Peki sonra ne oldu? ‘‘Ford Motor Company büyük zorluklar yaşadı, artan maliyetler altında ezildi ve Henry Ford geri adım attı’’ diye düşünüyorsanız feci şekilde yanılıyorsunuz. Tam tersi oldu, iki yıl içinde Ford Motor Company’nin karı tam iki katına çıktı. Henry Ford’a göre bu hayatında aldığı en iyi iş yönetimi yani ticari kararıydı. ‘‘Ticari’’ kısmına dikkat çekerim. ‘‘Sosyal yardım amaçlı yaptım’’ demiyor Ford. Zaten ticari sonuçlar da kendisini teyit ediyor. Ford’a göre bu aynı zamanda en etkili maliyet azaltma kararıydı. ‘‘Nasıl yani? Masraflar, giderleri kısarak azaltılmıyor muydu?’’ diye sorabilirsiniz. Henry Ford rakamların gizlediği fakat bugün dahi birçok insana -yüzeysel olarak onaylıyor gözükseler de- fazla ‘soft’ ve ‘spirütüel’ gelen bir gerçeği keşfetmişti. Çalışanları, maliyet kalemi olarak görürseniz alacağınız sonuçlar durağan ve vasat; gerçekten şirketin en önemli varlığı olarak görürseniz ise alacağınız sonuç kuantum sıçraması şeklinde olur.

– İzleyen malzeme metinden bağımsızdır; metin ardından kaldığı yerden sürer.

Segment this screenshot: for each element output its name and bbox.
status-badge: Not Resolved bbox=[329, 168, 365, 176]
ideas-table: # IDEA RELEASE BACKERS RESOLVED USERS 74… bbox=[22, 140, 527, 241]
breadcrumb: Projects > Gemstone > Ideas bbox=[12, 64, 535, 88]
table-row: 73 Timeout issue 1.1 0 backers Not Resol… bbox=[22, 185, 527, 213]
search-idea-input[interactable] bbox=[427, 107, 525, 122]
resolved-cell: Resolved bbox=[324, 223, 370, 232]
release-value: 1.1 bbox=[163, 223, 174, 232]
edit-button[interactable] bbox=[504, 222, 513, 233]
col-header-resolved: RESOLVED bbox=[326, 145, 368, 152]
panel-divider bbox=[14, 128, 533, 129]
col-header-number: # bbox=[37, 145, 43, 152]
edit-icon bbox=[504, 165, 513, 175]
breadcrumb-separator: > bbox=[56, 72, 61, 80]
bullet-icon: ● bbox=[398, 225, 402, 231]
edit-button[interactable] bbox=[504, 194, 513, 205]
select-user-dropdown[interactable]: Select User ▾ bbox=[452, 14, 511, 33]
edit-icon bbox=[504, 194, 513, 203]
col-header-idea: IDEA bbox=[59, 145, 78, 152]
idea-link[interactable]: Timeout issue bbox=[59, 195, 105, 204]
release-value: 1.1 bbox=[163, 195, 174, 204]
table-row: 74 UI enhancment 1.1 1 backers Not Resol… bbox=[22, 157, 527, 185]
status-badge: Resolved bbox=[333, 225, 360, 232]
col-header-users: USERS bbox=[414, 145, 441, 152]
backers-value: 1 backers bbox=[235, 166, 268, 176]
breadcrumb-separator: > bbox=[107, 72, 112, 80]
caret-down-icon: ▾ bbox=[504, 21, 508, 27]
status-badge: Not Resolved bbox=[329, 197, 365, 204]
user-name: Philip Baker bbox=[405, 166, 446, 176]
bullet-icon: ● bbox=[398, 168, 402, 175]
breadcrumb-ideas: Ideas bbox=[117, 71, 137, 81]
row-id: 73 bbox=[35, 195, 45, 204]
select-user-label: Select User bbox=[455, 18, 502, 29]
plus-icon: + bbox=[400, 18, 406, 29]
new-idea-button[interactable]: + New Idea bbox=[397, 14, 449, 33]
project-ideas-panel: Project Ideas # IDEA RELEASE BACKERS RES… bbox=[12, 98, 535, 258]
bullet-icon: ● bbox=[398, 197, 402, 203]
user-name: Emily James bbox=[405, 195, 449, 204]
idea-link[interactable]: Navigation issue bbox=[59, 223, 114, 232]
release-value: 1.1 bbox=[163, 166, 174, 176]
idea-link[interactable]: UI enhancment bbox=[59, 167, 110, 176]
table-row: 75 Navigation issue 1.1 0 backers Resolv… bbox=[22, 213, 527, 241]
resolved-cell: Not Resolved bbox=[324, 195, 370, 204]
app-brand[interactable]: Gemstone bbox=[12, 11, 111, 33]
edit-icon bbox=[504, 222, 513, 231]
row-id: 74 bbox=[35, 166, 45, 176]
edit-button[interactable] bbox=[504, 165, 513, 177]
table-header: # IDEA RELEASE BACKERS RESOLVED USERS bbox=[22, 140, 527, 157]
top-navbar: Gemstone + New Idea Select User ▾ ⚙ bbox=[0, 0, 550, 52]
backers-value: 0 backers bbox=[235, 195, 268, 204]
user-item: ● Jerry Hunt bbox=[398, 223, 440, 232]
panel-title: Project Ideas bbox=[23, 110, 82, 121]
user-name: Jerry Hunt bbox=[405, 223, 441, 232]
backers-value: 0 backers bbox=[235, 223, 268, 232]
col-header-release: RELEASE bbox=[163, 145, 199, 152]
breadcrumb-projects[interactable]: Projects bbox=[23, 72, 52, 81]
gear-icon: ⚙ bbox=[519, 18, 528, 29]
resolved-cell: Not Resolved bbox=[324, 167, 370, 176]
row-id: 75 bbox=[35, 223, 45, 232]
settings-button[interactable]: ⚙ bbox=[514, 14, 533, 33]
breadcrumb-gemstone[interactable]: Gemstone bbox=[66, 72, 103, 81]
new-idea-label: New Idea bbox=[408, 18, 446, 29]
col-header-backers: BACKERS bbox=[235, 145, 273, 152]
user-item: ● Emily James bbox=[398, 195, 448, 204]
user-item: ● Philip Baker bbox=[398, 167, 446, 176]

Peki Henry Ford’un gördüğü neydi? Henry Ford, araba satışlarının artırabilmesi için işçilerin ücretini artırmaktan ziyade aslında çok daha basit ve bariz ama günümüzde bile rahatlıkla gözardı edilebilen bir gerçeği görmüştü: Çalışan memnuniyetinin önemi. Ford’un, Model T otomobilinin üretilmesi için geçen süre onda bir oranına indirilirken, iş gücünün monotonluğa indirgendiği, minimize edilmeye çalışılan bir maliyet kalemi olarak görüldüğü ve artık ne üretilen ürün, ne de çalışılan şirketle özdeşleştiremediği için çalışan memnuniyeti gittikçe olumsuz etkilendi ve şirketin geleceğini riske atan bir hal almaya başladı. Henry Ford da bu memnuniyetsizliğin yaratacağı sonuçları bertaraf etmek için iş işten geçmeden, henüz rakamlara yansımadan gereken başarılı aksiyonları aldı. The Wall Street Journal gibilerinin saldırı boyutuna varan eleştirilerine rağmen vizyonunu gösterdi. Yıllar sonra Paul Krugman’ın da iddia ettiği gibi konunun püf noktası, yüksek ücret ödemekten ziyade diğer alternatif iş yerlerine göre yüksek ödenen ücret ve bunun işçilere verdiği ''Siz de takımın parçasısınız’’ mesajıydi. Nitekim Henry Ford, bonus dahil ücretleri iki katına çıkararak hem şirketinin maliyetlerini azalttı, hem de şirketin kârını iki katına yükseltti. Bu karar, ABD’de orta sınıfın gelişimini başlatması ve dünyanın en büyük ekonomisi haline gelmesi yolundaki önemli kilometre taşlarından biri oldu. Ekonomik olarak güçlü bir orta sınıfın, demokrasiler için en önemli yapı taşlarından biri olduğunu da tarih bize öğretiyor.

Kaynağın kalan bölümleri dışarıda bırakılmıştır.